Il ricorso principale va, pertanto, dichiarato inammissibile.
Con l’unico motivo di ricorso incidentale G.A., denunciando – ex art. 360 c.p.c., n. 3, – violazione e falsa applicazione del D.P.R. n. 115 del 2002, art. 83, commi 2 e 3 bis, si duole che la Corte, nonostante il deposito nel fascicolo telematico del provvedimento di ammissione al gratuito patrocinio e la richiesta di liquidazione dei compensi dovuti al suo difensore avvocato Giuseppina Nazzaro, non abbia poi proceduto alla liquidazione dei detti compensi.
Il motivo è inammissibile, non essendo tenuta la Corte territoriale a provvedere a detta liquidazione con l’impugnata sentenza..
Ai sensi del D.P.R. n. 115 del 2002, art. 82, invero, “l’onorario e le spese spettanti al difensore sono liquidati dall’autorità giudiziaria con decreto di pagamento…” e non quindi nella sentenza conclusiva del procedimento (conf. Cass. 22448/2019 e Cass. 7504/2011, secondo cui “la liquidazione dei compensi al difensore debba avvenire con apposito decreto, senza che quindi possa essere effettuata in sentenza. In conclusione, pertanto, entrambi i ricorsi (sia quello principale sia quello incidentale) sono inammissibili.

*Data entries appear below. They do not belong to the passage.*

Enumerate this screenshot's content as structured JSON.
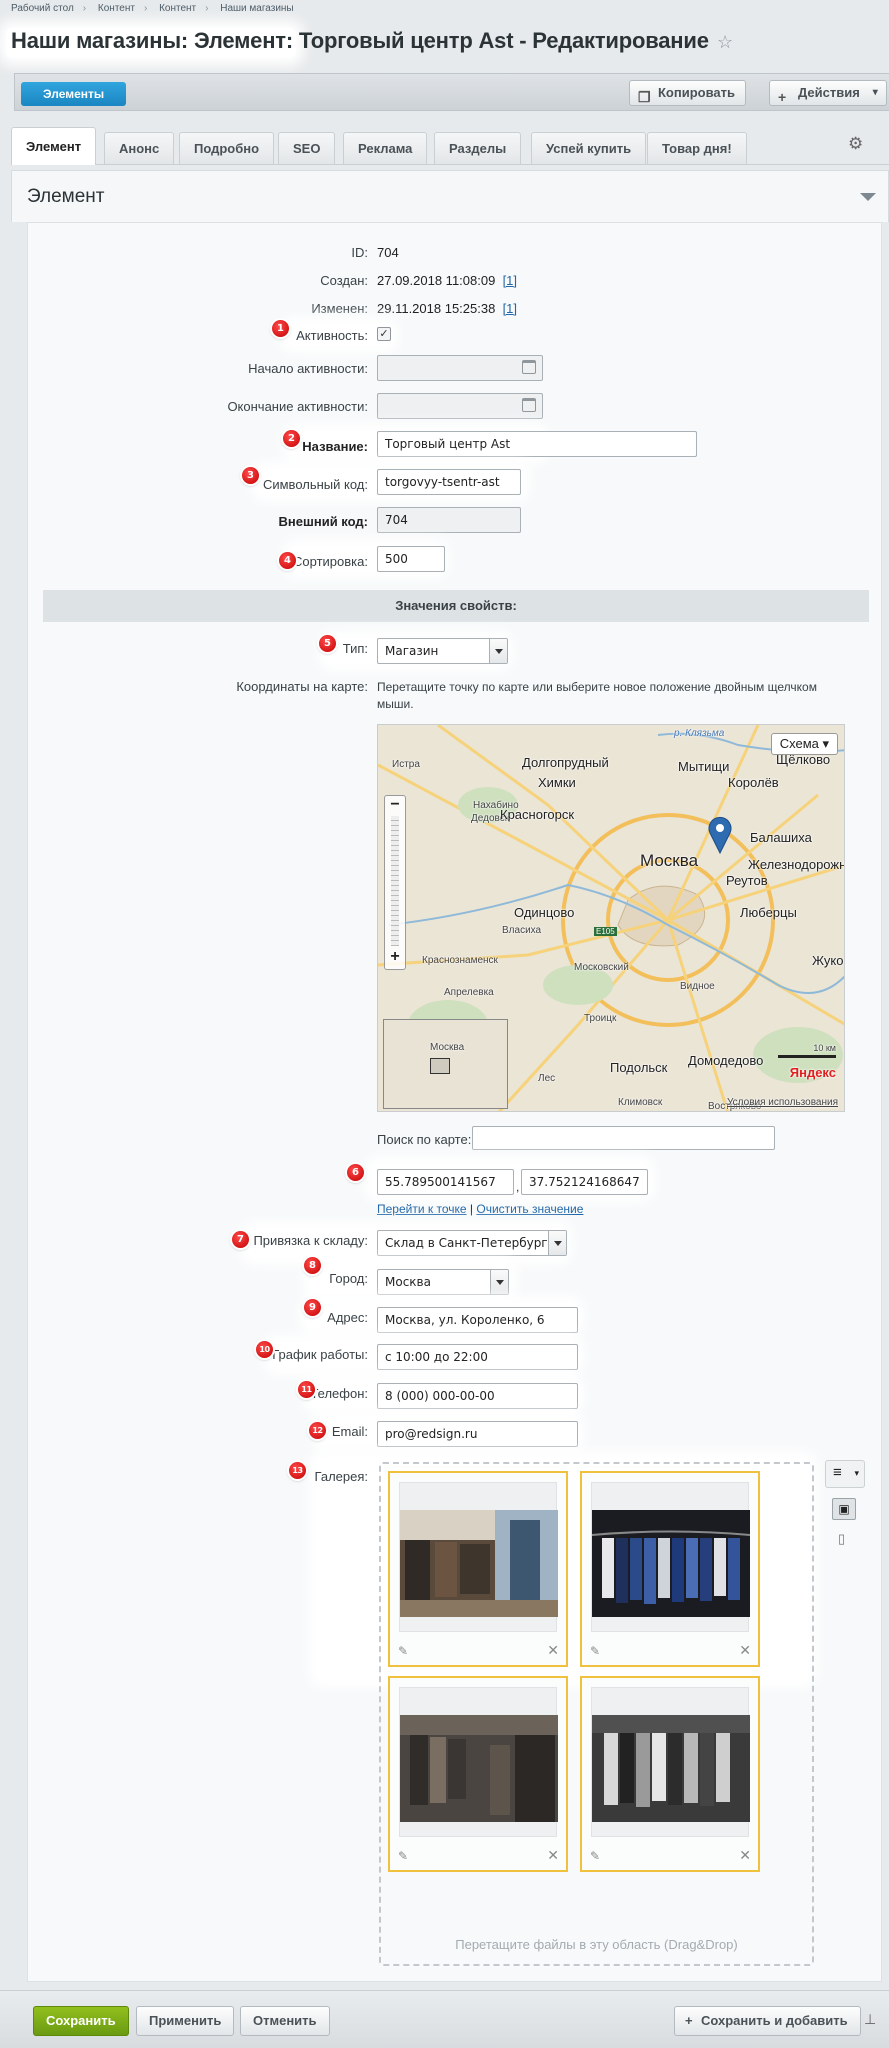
{
  "breadcrumbs": [
    "Рабочий стол",
    "Контент",
    "Контент",
    "Наши магазины"
  ],
  "page_title": "Наши магазины: Элемент: Торговый центр Ast - Редактирование",
  "toolbar": {
    "elements": "Элементы",
    "copy": "Копировать",
    "actions": "Действия"
  },
  "tabs": [
    "Элемент",
    "Анонс",
    "Подробно",
    "SEO",
    "Реклама",
    "Разделы",
    "Успей купить",
    "Товар дня!"
  ],
  "section_title": "Элемент",
  "fields": {
    "id": {
      "label": "ID:",
      "value": "704"
    },
    "created": {
      "label": "Создан:",
      "value": "27.09.2018 11:08:09",
      "link": "[1]"
    },
    "modified": {
      "label": "Изменен:",
      "value": "29.11.2018 15:25:38",
      "link": "[1]"
    },
    "active": {
      "label": "Активность:",
      "checked": true
    },
    "active_from": {
      "label": "Начало активности:",
      "value": ""
    },
    "active_to": {
      "label": "Окончание активности:",
      "value": ""
    },
    "name": {
      "label": "Название:",
      "value": "Торговый центр Ast"
    },
    "code": {
      "label": "Символьный код:",
      "value": "torgovyy-tsentr-ast"
    },
    "xml_id": {
      "label": "Внешний код:",
      "value": "704"
    },
    "sort": {
      "label": "Сортировка:",
      "value": "500"
    }
  },
  "props_title": "Значения свойств:",
  "props": {
    "type": {
      "label": "Тип:",
      "value": "Магазин"
    },
    "coords": {
      "label": "Координаты на карте:",
      "hint": "Перетащите точку по карте или выберите новое положение двойным щелчком мыши."
    },
    "map_search": {
      "label": "Поиск по карте:",
      "value": ""
    },
    "lat": "55.789500141567",
    "lng": "37.752124168647",
    "coord_sep": ",",
    "goto": "Перейти к точке",
    "link_sep": "|",
    "clear": "Очистить значение",
    "store": {
      "label": "Привязка к складу:",
      "value": "Склад в Санкт-Петербурге"
    },
    "city": {
      "label": "Город:",
      "value": "Москва"
    },
    "address": {
      "label": "Адрес:",
      "value": "Москва, ул. Короленко, 6"
    },
    "schedule": {
      "label": "График работы:",
      "value": "с 10:00 до 22:00"
    },
    "phone": {
      "label": "Телефон:",
      "value": "8 (000) 000-00-00"
    },
    "email": {
      "label": "Email:",
      "value": "pro@redsign.ru"
    },
    "gallery": {
      "label": "Галерея:",
      "drop_text": "Перетащите файлы в эту область (Drag&Drop)"
    }
  },
  "map": {
    "mode": "Схема",
    "cities": [
      "Истра",
      "Долгопрудный",
      "Мытищи",
      "Щёлково",
      "Химки",
      "Королёв",
      "Нахабино",
      "Дедовск",
      "Красногорск",
      "Балашиха",
      "Москва",
      "Железнодорожный",
      "Реутов",
      "Одинцово",
      "Власиха",
      "Люберцы",
      "Краснознаменск",
      "Московский",
      "Жуко",
      "Апрелевка",
      "Видное",
      "Троицк",
      "Домодедово",
      "Подольск",
      "Лес",
      "Климовск",
      "Востряково",
      "Москва"
    ],
    "scale": "10 км",
    "brand": "Яндекс",
    "terms": "Условия использования",
    "road": "E105",
    "river": "р. Клязьма"
  },
  "badges": [
    "1",
    "2",
    "3",
    "4",
    "5",
    "6",
    "7",
    "8",
    "9",
    "10",
    "11",
    "12",
    "13"
  ],
  "footer": {
    "save": "Сохранить",
    "apply": "Применить",
    "cancel": "Отменить",
    "save_add": "Сохранить и добавить"
  },
  "colors": {
    "accent": "#1a86c2",
    "save": "#7aa816",
    "highlight": "#f0c13c",
    "badge": "#d40000"
  }
}
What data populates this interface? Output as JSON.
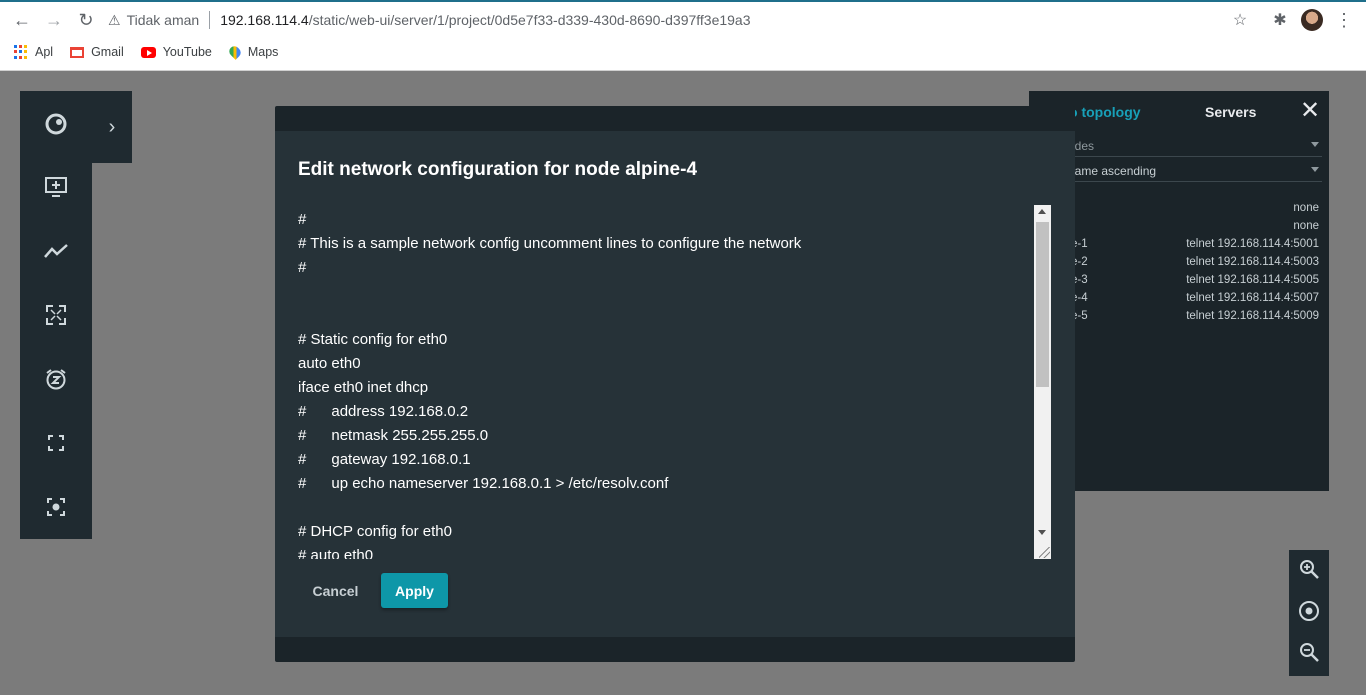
{
  "browser": {
    "not_secure_label": "Tidak aman",
    "url_host": "192.168.114.4",
    "url_path": "/static/web-ui/server/1/project/0d5e7f33-d339-430d-8690-d397ff3e19a3",
    "bookmarks": [
      {
        "label": "Apl",
        "icon": "apps-icon"
      },
      {
        "label": "Gmail",
        "icon": "gmail-icon"
      },
      {
        "label": "YouTube",
        "icon": "youtube-icon"
      },
      {
        "label": "Maps",
        "icon": "maps-icon"
      }
    ]
  },
  "toolbar": {
    "icons": [
      "gns3-logo-icon",
      "add-monitor-icon",
      "line-chart-icon",
      "fit-screen-icon",
      "snooze-icon",
      "fullscreen-icon",
      "screenshot-icon"
    ]
  },
  "side_panel": {
    "tab_topology": "Topology",
    "tab_topology_visible": "o topology",
    "tab_servers": "Servers",
    "filter_label": "odes",
    "sort_label": "name ascending",
    "rows": [
      {
        "name": "",
        "console": "none"
      },
      {
        "name": "",
        "console": "none"
      },
      {
        "name": "e-1",
        "console": "telnet 192.168.114.4:5001"
      },
      {
        "name": "e-2",
        "console": "telnet 192.168.114.4:5003"
      },
      {
        "name": "e-3",
        "console": "telnet 192.168.114.4:5005"
      },
      {
        "name": "e-4",
        "console": "telnet 192.168.114.4:5007"
      },
      {
        "name": "e-5",
        "console": "telnet 192.168.114.4:5009"
      }
    ]
  },
  "dialog": {
    "title": "Edit network configuration for node alpine-4",
    "lines": [
      "#",
      "# This is a sample network config uncomment lines to configure the network",
      "#",
      "",
      "",
      "# Static config for eth0",
      "auto eth0",
      "iface eth0 inet dhcp",
      "#      address 192.168.0.2",
      "#      netmask 255.255.255.0",
      "#      gateway 192.168.0.1",
      "#      up echo nameserver 192.168.0.1 > /etc/resolv.conf",
      "",
      "# DHCP config for eth0",
      "# auto eth0"
    ],
    "cancel_label": "Cancel",
    "apply_label": "Apply"
  },
  "colors": {
    "accent": "#0e97a8",
    "dialog_bg": "#263238",
    "panel_bg": "#1b2429",
    "topology_tab": "#18a0b8"
  }
}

In considerazione dell’inammissibilità di entrambi i ricorsi, si ritiene sussistano giusti motivi per compensate tra le parti le spese relative al presente giudizio di legittimità.
Ai sensi del D.P.R. n. 115 del 2002, art. 13, comma 1 quater, poichè i ricorsi (principale ed incidentale) sono stati presentati successivamente al 301-2013 e sono stati dichiarati inammissibili, si dà atto della sussistenza dei presupposti per il versamento, da parte di entrambi i ricorrenti, dell’ulteriore importo a titolo di contributo unificato pari a quello dovuto per i ricorsi, a norma del cit. art. 13, comma 1 bis, ove dovuto.
P.Q.M.
La Corte dichiara inammissibili il ricorso principale e quello incidentale; dichiara compensate tra le parti le spese relative al presente giudizio di legittimità; dà atto della sussistenza dei presupposti per il versamento, da parte di entrambi i ricorrenti (principale ed incidentale) dell’ulteriore importo a titolo di contributo unificato pari a quello dovuto per i ricorsi.
Così deciso in Roma, il 12 dicembre 2019.